The cruise had been a complete success, and now they were about returning to the metropolis again. They had run short of ice, and had put in at a small coast town for a fresh supply.
Redfern, who had arrogated to himself the position of head-steward, had gone ashore in the boat with the steward de facto. There he heard strange and wonderful reports of miracles that were being performed in the neighborhood.
As the boat, returning from the shore, touched the side of the schooner, Redfern came scrambling aboard, and almost immediately his loud, brassy voice was heard from end to end of the vessel, telling of wonders performed and of miracles wrought.
Some of the party were mildly gambling at poker under the awning, waiting Redfern’s return with the ice. Corry King lay stretched out upon a couch in his shirt-sleeves reading a magazine, a tall glass of brandy-and-soda at his elbow. Norcott was sketching listlessly; the others were talking together. They all looked up at the sound of Redfern’s loud voice. There was nothing funny in what he said, but they all laughed.
“And you have returned cured of body and sound of soul, I suppose,” said Ames.

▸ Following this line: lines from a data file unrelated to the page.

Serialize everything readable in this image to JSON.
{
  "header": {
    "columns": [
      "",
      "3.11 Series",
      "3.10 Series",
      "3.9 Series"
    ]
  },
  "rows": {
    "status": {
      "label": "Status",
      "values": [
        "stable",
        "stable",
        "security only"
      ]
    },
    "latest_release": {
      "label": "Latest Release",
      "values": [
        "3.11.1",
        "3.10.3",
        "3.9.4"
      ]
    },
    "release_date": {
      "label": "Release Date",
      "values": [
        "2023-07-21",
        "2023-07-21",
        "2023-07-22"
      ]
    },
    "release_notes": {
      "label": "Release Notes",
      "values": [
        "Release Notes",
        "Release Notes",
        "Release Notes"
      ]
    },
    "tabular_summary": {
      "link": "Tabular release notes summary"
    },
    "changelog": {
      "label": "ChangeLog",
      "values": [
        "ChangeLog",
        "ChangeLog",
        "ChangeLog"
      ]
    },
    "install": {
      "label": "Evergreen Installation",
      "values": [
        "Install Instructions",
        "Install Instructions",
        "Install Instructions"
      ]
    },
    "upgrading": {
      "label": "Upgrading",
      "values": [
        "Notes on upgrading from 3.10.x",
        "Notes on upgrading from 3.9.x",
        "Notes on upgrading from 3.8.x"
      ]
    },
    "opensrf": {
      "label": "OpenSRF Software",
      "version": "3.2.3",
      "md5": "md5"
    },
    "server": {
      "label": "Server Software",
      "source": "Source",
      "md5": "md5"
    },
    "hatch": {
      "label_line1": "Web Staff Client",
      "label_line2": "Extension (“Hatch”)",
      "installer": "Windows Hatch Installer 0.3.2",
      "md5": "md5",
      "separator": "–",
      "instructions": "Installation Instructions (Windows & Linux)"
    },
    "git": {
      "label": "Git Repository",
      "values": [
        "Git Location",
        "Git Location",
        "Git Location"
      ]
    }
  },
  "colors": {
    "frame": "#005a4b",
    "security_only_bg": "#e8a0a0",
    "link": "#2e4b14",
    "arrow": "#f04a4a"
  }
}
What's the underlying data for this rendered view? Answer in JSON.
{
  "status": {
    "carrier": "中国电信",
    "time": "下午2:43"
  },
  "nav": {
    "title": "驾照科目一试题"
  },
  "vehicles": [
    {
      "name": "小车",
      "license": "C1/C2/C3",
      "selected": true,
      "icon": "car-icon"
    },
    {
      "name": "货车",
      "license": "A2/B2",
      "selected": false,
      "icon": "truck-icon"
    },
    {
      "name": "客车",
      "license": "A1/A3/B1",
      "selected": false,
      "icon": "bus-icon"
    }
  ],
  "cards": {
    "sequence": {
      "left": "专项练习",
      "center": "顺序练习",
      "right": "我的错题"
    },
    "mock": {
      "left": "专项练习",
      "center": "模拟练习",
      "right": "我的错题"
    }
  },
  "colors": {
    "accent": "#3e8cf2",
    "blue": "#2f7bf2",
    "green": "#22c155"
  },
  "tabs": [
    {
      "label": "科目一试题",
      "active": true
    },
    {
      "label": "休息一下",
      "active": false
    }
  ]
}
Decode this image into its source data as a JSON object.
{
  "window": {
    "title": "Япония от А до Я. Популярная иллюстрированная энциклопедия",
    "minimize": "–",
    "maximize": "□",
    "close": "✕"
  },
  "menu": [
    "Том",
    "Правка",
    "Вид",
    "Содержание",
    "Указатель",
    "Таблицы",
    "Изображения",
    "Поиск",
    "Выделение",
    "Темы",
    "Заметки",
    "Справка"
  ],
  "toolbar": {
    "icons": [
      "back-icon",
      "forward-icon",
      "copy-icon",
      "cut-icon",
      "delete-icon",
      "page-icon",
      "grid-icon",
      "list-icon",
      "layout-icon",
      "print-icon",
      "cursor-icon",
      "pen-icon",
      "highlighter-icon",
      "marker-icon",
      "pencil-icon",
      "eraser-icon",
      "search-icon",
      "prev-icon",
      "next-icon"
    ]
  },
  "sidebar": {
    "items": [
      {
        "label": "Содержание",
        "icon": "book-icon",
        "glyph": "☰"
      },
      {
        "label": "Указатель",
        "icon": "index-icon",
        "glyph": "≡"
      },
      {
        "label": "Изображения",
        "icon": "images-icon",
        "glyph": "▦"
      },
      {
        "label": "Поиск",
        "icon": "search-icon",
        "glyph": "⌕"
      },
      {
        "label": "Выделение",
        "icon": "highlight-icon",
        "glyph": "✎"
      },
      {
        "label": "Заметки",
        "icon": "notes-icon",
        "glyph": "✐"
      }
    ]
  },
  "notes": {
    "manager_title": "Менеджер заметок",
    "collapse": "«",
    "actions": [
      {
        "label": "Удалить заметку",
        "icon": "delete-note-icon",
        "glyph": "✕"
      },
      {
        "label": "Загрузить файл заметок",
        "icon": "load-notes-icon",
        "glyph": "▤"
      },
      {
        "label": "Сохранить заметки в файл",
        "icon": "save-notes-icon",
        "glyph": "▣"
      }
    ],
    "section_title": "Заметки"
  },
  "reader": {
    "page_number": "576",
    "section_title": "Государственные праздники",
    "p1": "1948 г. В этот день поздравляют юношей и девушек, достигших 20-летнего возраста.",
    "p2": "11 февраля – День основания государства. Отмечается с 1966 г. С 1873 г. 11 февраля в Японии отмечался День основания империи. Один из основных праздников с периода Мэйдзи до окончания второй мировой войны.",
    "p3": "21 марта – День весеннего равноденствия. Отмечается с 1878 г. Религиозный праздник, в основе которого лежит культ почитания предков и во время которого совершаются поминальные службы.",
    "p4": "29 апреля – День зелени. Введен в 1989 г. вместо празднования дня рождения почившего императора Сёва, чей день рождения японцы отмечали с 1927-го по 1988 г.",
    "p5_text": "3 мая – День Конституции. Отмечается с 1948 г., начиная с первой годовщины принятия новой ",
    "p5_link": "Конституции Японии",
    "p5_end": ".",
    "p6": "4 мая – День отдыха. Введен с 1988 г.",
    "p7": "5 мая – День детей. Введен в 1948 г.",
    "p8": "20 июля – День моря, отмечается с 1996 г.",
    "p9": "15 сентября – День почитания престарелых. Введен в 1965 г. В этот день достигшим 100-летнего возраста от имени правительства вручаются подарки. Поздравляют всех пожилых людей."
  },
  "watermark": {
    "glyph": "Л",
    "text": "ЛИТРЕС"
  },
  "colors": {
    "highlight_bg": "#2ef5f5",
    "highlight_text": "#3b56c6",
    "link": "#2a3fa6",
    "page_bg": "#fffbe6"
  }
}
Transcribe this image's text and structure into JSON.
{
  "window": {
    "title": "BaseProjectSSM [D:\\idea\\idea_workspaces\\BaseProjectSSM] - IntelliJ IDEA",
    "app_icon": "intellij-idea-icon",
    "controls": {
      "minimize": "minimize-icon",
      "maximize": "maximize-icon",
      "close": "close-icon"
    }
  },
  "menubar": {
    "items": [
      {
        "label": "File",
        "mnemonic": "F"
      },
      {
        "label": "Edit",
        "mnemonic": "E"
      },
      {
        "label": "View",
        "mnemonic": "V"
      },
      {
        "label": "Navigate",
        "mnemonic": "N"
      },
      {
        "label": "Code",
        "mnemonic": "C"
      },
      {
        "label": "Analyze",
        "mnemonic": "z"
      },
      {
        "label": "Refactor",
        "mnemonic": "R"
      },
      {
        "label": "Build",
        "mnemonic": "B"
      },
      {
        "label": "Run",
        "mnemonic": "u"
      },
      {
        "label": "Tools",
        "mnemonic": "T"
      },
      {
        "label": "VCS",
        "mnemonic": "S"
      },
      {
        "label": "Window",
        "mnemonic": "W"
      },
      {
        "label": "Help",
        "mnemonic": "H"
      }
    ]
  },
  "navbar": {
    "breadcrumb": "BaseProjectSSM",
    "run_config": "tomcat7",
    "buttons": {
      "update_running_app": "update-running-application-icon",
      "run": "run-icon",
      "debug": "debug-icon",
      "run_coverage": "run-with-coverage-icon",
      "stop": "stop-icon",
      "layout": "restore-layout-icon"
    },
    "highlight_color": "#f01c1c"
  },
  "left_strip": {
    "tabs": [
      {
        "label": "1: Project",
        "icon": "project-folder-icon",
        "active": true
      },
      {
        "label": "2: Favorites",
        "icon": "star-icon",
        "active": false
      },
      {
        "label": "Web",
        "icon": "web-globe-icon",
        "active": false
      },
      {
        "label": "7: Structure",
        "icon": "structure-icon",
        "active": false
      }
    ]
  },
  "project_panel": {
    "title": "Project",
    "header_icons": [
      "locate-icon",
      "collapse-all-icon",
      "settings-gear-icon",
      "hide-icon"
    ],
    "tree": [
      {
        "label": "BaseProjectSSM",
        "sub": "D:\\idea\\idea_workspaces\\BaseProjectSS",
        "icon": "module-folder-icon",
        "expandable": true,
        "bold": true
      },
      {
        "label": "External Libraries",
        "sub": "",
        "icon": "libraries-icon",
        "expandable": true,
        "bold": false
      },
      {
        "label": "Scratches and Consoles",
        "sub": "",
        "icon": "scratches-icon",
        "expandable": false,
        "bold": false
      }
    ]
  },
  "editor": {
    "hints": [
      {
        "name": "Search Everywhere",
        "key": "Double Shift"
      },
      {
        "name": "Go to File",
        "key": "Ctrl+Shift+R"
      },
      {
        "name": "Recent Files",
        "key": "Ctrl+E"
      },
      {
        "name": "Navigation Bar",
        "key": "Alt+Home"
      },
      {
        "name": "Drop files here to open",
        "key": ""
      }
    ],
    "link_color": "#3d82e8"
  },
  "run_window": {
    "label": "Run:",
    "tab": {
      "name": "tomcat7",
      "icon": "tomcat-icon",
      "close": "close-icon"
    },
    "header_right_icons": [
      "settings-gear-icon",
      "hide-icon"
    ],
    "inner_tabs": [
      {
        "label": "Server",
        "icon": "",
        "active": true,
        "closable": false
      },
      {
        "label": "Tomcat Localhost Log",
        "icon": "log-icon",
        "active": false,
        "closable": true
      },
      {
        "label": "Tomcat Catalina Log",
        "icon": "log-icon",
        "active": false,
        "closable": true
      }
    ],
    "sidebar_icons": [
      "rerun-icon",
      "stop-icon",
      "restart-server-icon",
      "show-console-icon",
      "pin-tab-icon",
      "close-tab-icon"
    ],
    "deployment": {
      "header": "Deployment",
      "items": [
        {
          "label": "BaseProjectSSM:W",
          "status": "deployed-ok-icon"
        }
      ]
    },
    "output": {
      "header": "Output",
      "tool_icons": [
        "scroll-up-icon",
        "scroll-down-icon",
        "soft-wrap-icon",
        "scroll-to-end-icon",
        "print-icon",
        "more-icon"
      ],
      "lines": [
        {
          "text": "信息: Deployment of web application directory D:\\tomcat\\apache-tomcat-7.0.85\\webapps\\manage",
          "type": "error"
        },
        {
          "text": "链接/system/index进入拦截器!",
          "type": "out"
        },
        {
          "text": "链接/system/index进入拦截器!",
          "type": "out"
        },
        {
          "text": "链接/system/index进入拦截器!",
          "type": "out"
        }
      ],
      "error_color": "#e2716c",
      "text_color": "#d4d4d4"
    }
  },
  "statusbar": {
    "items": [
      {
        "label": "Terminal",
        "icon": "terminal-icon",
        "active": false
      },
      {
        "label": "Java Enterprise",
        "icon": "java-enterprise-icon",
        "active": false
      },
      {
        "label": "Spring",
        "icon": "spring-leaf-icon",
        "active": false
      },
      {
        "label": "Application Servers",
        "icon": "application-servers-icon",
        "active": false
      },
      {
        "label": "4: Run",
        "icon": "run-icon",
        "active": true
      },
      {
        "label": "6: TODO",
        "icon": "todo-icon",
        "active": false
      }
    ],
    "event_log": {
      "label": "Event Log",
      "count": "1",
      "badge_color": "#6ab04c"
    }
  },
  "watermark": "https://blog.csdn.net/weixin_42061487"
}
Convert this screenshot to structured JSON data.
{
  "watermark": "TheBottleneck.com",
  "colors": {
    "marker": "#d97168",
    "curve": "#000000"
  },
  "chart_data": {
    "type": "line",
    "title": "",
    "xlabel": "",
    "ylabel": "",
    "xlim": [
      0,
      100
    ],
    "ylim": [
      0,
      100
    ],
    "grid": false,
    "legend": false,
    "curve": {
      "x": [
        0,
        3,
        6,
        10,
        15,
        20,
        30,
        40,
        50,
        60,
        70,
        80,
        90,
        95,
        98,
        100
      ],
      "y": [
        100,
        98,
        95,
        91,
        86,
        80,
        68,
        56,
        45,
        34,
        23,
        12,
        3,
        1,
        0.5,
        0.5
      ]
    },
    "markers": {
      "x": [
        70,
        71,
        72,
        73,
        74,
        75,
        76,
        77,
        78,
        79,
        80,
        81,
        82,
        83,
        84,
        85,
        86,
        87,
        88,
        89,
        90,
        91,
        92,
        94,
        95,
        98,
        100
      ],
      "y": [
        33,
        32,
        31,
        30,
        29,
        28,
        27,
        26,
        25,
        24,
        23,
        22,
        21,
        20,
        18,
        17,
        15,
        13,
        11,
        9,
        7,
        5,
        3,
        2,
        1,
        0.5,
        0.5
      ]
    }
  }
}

“It isn’t of myself I’m thinking,” said Redfern, in his strident, insistent voice, a voice that almost stunned the hearer if he were near by and not used to it. “It’s not of myself I’m thinking. I’m thinking of you. I tell you, boys, this is the chance of your life. I’m going to take you all ashore this afternoon. Your souls have run down during this cruise, and what you want is to get a good brace of salvation before you get back home again.”
They all went ashore in the afternoon. The town appeared to be singularly deserted. A few guests hung about the third-class summer hotel porch, sitting uncomfortably on the hard, wooden chairs in the shade. An occasional inhabitant appeared here and there on the hot, sandy stretch of street, but everywhere there was a feeling of dull and silent depletion. The party inquired at the hotel office and found that He whom they sought was then supposed to be at a certain place about six miles below the town where there was a high and rocky hill. They found that they could obtain a conveyance, and, after a good deal of jocular chaffing with the fat and grinning hackman, the vehicle was ordered, and a team of four horses. It was a dusty, rattletrap affair, and the party piled in with much noisy confusion, struggling for seats, and sitting in one another’s laps. The hotel guests sat looking on with a sort of outside interest and amusement. Then the hack drove away with a volley of cheers and a chorus of mimic coach-horns.
“Look here, boys,” called out Corry King, “what I want to know is whether Redfern’s taking us down here for our sakes or for his own? Either he has got to take this thing seriously or else we have.”
“It’s all for your sake, my boy! For your sake!” cried out Redfern’s brazen, dominant voice. “I made up my mind last night when I saw the way you bucked up against Marcy’s luck in that last jack-pot that you needed some sort of salvation to pull you through till we get you home again.”
It was three o’clock before they approached their destination. As they drew near they found that everywhere vehicles of all sorts were standing along the road, the horses hitched to the fence at the road-sides. They could see from a distance as they approached that the hill was covered with a restless, swaying mass of people, and then they saw that the crowd was moving voluminously all in one direction–away from the crest.